Boeing still has a massive cultural problem on the business end, not the engineering end. Now that their bad decisions are out there for everyone to see, now they want safety over money.
I got to work with one of the good managers from Boeing a while back, and he said the business management was toxic, and it was just a matter of time before it got someone hurt or killed.
I got to work with one of the good managers from Boeing a while back, and he said the business management was toxic, and it was just a matter of time before it got someone hurt or killed.
Now they're calling for safety changes? Should be part of their checklist on each and every phase of design. Hey Boeing, safety first and then PROFIT.

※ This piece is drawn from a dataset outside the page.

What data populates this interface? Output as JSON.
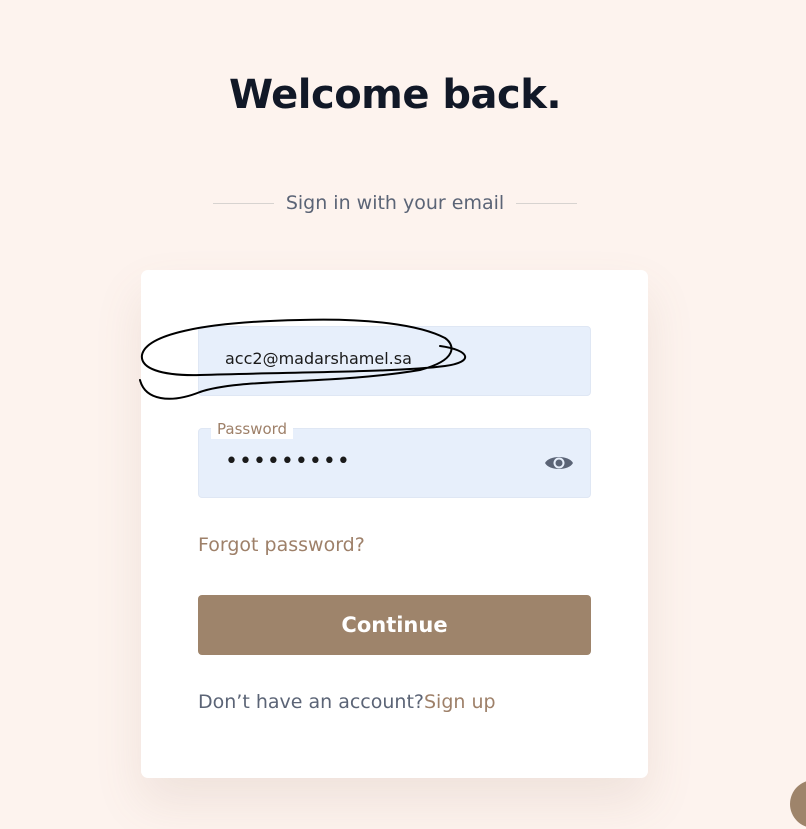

It's kind of sad that Boeing didn't have some of these procedures in place before everything went to heck. The lack of a company wide safety committee is the most surprising, especially in a company with this many employee's. It's really good that the Boeing's board set-up this committee shortly after the incidents, and kept it under the radar. Hopefully that got honest insight to the issues.
More "Cow Fart"?
An excellent recommendation, one to be enacted without objection!